Shiga Lieko’s dream-like imagery creations reflect her perception of life and death after living through the Great East Japan Earthquake in 2011. In her latest work, Human Spring, Shiga attempts to recover the sense of nature and self that lies within all humans but has since been forgotten and buried. She does so through the use of imagery that flows like a stream of consciousness, presenting a picture of meditation on human nature and survival itself. Lin Yu-Chih’s Asongcalledformosa is a private songbook he created on a long travel home, filled with songs like that of his hometown and its people, the industrial area and the desolate coast, and memories of his father being recruited by the Japanese army to serve in Southeast Asia. These images taken over the course of decades are published for the first time, singing the love and sorrowful songs of this island that the traveler hums along to as he set out on his journey. Yuan Goang-Ming has been working with video installation since the 1980s, and his work illustrates a sense of uneasiness towards daily life. From About Millet’s The Angelus and Out of Position created at the end of last century, to more recent works such as City Disqualified, Landscape of Energy, Dwelling and Everyday Maneuver, a sense of our past and last days permeates his creations, the message of which is drifting afloat in the modern social space that has been dehumanized, until the world can finally take no more.
In this issue, Hsieh Pei-Chun describes in great detail American artists Christian Marclay and Arthur Jafa’s works that consist of found footage, and are warning of war and violence. Their works received much attention in this year’s edition of the Venice Biennale as they reflected the metaphorical theme of the Biennale that hints at uncertainties in today’s world, “May You Live in Interesting Times”. On the other hand, Chen Ru-Shou draws a connection between movies and disasters, the entanglement of disaster films and real-life experience and finally the disasters brought about by filmmaking itself.
Japan’s era name change from Heisei to Reiwa this year is symbolically significant both for her politics as well as her culture which have also entered a new era. Chang Shih-Lun takes a look at the post-war transformation in the external images of Emperor Hirohito since his “Declaration of Humanity” in 1946, analyzing in detail the memories of history and cultural politics that followed Japan’s imperial system.
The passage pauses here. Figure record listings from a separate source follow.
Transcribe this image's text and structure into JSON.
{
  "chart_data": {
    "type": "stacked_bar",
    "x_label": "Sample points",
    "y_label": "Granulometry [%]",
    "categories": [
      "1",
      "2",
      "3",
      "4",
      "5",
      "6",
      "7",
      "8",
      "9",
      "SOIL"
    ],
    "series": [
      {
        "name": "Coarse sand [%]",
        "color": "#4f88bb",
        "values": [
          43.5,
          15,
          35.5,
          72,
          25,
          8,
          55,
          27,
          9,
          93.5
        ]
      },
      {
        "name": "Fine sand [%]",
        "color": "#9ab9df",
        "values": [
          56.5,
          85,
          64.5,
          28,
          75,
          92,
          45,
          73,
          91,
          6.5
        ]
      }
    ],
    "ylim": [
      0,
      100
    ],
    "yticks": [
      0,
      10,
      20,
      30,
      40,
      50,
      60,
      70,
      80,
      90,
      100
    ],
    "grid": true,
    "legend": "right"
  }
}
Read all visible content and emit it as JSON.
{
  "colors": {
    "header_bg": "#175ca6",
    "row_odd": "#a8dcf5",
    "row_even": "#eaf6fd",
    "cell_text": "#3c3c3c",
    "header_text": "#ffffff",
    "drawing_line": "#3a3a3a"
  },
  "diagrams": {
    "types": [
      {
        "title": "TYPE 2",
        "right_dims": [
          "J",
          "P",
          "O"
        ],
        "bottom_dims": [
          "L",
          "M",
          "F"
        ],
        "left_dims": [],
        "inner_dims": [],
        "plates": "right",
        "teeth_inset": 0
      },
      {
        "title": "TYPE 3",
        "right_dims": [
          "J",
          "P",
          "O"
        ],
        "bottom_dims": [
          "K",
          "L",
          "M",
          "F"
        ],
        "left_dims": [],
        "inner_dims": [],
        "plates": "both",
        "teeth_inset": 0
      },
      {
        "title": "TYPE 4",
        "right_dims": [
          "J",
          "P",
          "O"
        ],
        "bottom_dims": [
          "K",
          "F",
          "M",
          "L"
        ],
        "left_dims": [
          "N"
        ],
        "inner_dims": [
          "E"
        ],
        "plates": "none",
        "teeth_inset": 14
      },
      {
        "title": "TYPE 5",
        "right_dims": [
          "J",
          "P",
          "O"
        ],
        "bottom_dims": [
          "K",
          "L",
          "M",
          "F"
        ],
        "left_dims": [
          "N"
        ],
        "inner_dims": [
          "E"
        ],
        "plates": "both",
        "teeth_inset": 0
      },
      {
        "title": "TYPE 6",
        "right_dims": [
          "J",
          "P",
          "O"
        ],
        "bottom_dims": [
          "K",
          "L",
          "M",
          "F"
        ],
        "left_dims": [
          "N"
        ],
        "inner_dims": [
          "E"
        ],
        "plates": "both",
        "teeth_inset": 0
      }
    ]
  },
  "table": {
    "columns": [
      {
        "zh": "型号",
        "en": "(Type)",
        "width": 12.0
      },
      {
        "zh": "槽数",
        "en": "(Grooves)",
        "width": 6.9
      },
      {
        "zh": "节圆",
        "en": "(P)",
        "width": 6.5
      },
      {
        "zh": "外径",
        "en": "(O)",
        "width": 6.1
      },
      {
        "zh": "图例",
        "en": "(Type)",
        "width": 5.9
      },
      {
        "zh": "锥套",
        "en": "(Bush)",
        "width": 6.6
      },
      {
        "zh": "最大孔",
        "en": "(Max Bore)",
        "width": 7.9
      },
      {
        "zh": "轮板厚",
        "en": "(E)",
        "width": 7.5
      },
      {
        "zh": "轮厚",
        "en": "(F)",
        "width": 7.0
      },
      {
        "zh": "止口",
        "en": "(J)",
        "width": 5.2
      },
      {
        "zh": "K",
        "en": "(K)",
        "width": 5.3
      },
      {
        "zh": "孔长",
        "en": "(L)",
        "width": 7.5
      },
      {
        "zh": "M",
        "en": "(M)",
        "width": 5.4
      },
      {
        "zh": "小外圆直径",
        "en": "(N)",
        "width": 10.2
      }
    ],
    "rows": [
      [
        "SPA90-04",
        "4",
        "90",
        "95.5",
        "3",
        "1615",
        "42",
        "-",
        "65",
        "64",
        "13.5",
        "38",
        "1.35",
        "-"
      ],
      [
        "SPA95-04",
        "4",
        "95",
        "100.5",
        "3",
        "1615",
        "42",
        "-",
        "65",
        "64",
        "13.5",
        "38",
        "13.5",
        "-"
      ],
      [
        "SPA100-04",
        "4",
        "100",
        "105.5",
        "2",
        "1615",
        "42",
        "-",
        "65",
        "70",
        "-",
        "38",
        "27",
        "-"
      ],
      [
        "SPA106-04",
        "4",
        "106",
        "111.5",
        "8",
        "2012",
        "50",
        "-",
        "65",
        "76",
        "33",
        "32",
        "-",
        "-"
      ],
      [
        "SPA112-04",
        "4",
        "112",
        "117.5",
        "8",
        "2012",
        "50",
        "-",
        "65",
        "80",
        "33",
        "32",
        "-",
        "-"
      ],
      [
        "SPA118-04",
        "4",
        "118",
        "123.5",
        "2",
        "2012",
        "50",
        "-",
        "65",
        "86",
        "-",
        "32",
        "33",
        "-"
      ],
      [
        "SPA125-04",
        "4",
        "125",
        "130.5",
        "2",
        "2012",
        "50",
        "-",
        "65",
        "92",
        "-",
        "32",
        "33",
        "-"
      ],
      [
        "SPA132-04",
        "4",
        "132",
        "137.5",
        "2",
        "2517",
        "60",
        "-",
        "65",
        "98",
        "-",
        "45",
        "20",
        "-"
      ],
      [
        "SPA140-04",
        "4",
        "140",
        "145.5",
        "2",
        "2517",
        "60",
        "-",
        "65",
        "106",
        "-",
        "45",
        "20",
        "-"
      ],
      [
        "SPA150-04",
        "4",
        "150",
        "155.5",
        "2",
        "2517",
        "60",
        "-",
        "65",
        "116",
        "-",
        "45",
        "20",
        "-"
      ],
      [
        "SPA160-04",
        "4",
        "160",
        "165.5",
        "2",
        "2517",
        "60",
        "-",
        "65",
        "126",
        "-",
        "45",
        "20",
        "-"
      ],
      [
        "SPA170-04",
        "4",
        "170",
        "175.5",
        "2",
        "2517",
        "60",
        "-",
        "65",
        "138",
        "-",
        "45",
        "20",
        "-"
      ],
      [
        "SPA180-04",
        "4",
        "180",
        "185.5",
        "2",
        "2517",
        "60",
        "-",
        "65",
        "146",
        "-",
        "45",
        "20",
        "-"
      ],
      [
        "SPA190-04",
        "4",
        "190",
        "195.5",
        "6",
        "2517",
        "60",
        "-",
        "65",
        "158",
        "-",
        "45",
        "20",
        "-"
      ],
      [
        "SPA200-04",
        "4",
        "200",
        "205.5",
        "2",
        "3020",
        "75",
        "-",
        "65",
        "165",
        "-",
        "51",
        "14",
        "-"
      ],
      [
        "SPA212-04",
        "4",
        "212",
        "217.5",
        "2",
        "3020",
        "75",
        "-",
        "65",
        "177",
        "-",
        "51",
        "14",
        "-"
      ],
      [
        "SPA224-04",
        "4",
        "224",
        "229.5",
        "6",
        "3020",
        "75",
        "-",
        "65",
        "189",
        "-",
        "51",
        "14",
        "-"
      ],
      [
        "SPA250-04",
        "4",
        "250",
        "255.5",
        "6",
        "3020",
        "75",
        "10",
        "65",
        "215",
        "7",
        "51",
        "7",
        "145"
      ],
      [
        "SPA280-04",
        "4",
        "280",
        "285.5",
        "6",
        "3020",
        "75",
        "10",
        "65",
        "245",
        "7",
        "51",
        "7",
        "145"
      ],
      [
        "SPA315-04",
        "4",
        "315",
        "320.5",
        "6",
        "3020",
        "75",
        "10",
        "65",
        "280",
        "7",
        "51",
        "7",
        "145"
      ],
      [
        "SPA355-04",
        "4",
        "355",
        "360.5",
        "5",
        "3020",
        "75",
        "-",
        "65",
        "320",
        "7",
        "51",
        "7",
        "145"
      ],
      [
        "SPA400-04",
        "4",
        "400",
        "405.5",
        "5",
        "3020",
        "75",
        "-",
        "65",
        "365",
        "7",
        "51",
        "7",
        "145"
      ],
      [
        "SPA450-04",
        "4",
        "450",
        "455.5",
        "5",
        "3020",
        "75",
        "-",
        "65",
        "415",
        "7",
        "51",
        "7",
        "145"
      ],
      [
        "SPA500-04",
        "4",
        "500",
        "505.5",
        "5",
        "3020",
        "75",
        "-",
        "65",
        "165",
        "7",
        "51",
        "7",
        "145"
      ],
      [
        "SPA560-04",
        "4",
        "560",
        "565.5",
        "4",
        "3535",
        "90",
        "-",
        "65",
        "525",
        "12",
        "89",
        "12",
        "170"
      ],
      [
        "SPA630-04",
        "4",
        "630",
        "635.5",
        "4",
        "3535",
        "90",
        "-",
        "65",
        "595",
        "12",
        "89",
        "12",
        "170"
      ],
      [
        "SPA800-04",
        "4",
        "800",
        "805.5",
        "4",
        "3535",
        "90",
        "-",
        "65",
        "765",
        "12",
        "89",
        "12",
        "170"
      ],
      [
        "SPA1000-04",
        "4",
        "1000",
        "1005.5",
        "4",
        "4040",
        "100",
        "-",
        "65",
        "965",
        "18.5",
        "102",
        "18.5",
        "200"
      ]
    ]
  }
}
Furthermore, the Photobook Making Case Study segment features a rare behind-the-scenes look at printing work with Himeno Kimi, founder of AKAAKA, a Japanese art book publisher.
Since March this year, we have been co-organizing with C-LAB the Afterimage of History: Photography History Narrative Workshops, a series of workshops led by artists and imagery researchers, promoting the critical thinking of contemporary meaning and creativity in the history of photography. In this issue, we are featuring an excerpt from artist Kao Chung-Li’s lecture in his Imagery Machine workshop, in which he spoke about the principles of visual imagery, and revealed the ways art and literary creations responded to photography and visual perception. (Kao also created a concept called “chù/shìh tóu bù jhào siàng shù” (tangibility of touch/sight head phase-image making method), a method to illustrate the perception of touch and sight in image creation, inspiring new ways to approach photography and visual history.) We will be featuring more content from the workshops in future issues. At the same time, we will also be organizing a forum on photography history, and we look forward to your participation.